“Obs. They are as full of business, and as impatient of hinderance, (in their kind,) as any merchant in Europe. Many of them naturally princes, or else industrious persons, are rich; and the poor amongst them will say they want nothing.” Williams, ch. 7. “Obs. The women of the family will commonly raise two or three heaps (of corn) of twelve, fifteen, or twenty bushels a heap, which they dry in round broad heaps; and if she has help of her children or friends, much more.” Ch. 16. “I could never discern that excess of scandalous sins amongst them which Europe aboundeth with. Drunkenness and gluttony generally they know not what sins they be. And although they have not so much to restrain them (both in respect of knowledge of God and laws of men) as the English have, yet a man shall never hear of such crimes among them, of robberies, murders, adulteries.” Ch. 22. Quotations to the same effect might be adduced from nearly all the early writers. Yet we are told that in all that regards their moral condition, the Indians have been gainers by their intercourse with the whites!
It is probably within the recollection of many persons now living, when the very considerable quantities of corn required for the fur trade in the country about Lake Superior, were purchased from the Indians, by whom it was raised at a place called Ketekawwe Seebee, or Garden river, a small stream falling into the strait between Lakes Superior and Huron, about six miles below the Saut St. Marie. “The Indians at the first settlement of the English, performed many acts of kindness towards them: they instructed them in the manner of planting and dressing the Indian corn,” and “by selling them corn when pinched with famine, they relieved their distresses, and prevented them from perishing in a strange land, and uncultivated wilderness.” Trumbull’s History of Connecticut, Vol. I. Ch. 3. In another place, speaking of a famine among the colonists, he says, “In this distressful situation a committee was sent to an Indian settlement called Pocomtock, where they purchased such quantities, that the Indians came down to Windsor and Hartford with fifty canoes at one time laden with Indian corn.” Vol. I. Ch. 6. The Indians on Block Island, according to the same authority, “had about two hundred acres of corn.” This the English, after two days spent on the Island “burning wigwams,” and “staving canoes,” destroyed, and then sailed for the Pequot country. Ib. Ch. 5. Charlevoix, a less exceptionable authority than most of the early French writers, says, that in an incursion into the country of the Senecas, the French destroyed four hundred thousand minots (1,200,000 bushels) of corn. “They also killed a prodigious number of swine, which caused much sickness.” Hist. de la Nouvelle France, liv. XI. It is unnecessary to cite passages, hundreds of which might be adduced to prove, what few, except the reviewer above quoted ever considered doubtful.

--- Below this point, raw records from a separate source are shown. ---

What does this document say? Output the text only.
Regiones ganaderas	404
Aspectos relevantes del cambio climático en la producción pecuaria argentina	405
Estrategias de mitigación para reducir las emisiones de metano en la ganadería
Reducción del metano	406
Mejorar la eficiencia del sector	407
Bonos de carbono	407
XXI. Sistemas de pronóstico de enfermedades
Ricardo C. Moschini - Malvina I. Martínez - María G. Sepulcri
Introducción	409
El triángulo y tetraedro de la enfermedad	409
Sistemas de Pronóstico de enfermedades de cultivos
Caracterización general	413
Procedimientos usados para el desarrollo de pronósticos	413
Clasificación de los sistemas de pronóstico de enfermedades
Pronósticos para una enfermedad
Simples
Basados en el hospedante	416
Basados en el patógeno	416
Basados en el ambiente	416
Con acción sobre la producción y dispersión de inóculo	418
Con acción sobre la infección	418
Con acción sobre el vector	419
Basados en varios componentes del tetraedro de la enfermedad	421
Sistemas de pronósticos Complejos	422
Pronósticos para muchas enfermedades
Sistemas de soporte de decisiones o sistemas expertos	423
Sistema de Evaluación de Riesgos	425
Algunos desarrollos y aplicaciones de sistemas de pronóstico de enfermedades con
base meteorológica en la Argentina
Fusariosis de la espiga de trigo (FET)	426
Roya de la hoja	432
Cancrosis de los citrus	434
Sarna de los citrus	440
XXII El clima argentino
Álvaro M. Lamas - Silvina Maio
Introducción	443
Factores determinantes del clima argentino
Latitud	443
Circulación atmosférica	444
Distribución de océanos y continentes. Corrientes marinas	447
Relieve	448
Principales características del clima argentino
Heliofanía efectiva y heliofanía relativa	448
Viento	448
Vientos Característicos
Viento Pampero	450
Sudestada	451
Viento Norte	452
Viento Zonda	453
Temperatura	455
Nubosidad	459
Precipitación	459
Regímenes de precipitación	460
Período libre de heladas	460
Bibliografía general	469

[5] The name of this man Tanner pronounces Gish-gau-go. He has subsequently been well known in Michigan, and other portions of the north-western frontier, by his numerous murders and depredations. He died in prison at Detroit, as lately as the fall of 1825.
[6] Sa-gui-na. The word Sau-ge-nong, appears to mean, “the town of the Saukees.”
[7] Tanner has much of the Indian habit of concealing emotion; but when he related the above to me, the glimmering of his eye, and a convulsive movement of his upper lip, betrayed sufficiently, that he is not without the enduring thirst for revenge which belongs to the people among whom he has spent his life. “As soon,” said he, in connection with this anecdote, “as I landed in Detroit on my return from Red River, and found a man who could speak with me, I said ‘where is Kish-kau-ko?’ ‘He is in prison.’ ‘Where is Manito-o-geezhik, his father?’ ‘Dead two months since.’ ‘It is well he is dead.’” Intimating that though more than thirty years had elapsed, he intended now to have avenged himself for the injury done him when a boy not eleven years of age.—Ed.
[8] War-gun-uk-ke-zee means, as Tanner says, the bent tree; and the pine, which gave name to the place called by the French L’Arbre Croche, was standing when he first visited that village. He spoke with great indignation of the Indian who, through mere wantonness, cut down this remarkable tree.
[9] Pe-twaw-we-ninne.—This, however, is a Cree word; the name among the Ojibbeways, is Sug-guo-swaw-we-ninne. Muskegoe is from Mus-keek, a swamp, and is applied to a band of the Ojibbeways, enjoying in general no very good name.
[10] This word, Win-ne-peg, is derived from win-ne-be-a, “dirty water,” or ween-au-gum-ma, which has nearly the same meaning. The lake is called by the Indians Win-ne-be-a Sau-gie-gun, “Dirty Water Lake.”
[11] Puk-kwi, the cat-tail flag, (Typha Latifolia,) of which we made the coarse mats called by the Menomonies O-pah-keuk, by the Ojibbeways of the Upper Mississippi, O-pah-kwi-wuk. There is a lake on the route from Green Bay to the Wisconsan, called on the maps Puck-away, but the word is, in the country, pronounced Puk-kwi.
[12] Or Spit Roasters, so called from their roasting meats on wooden spits.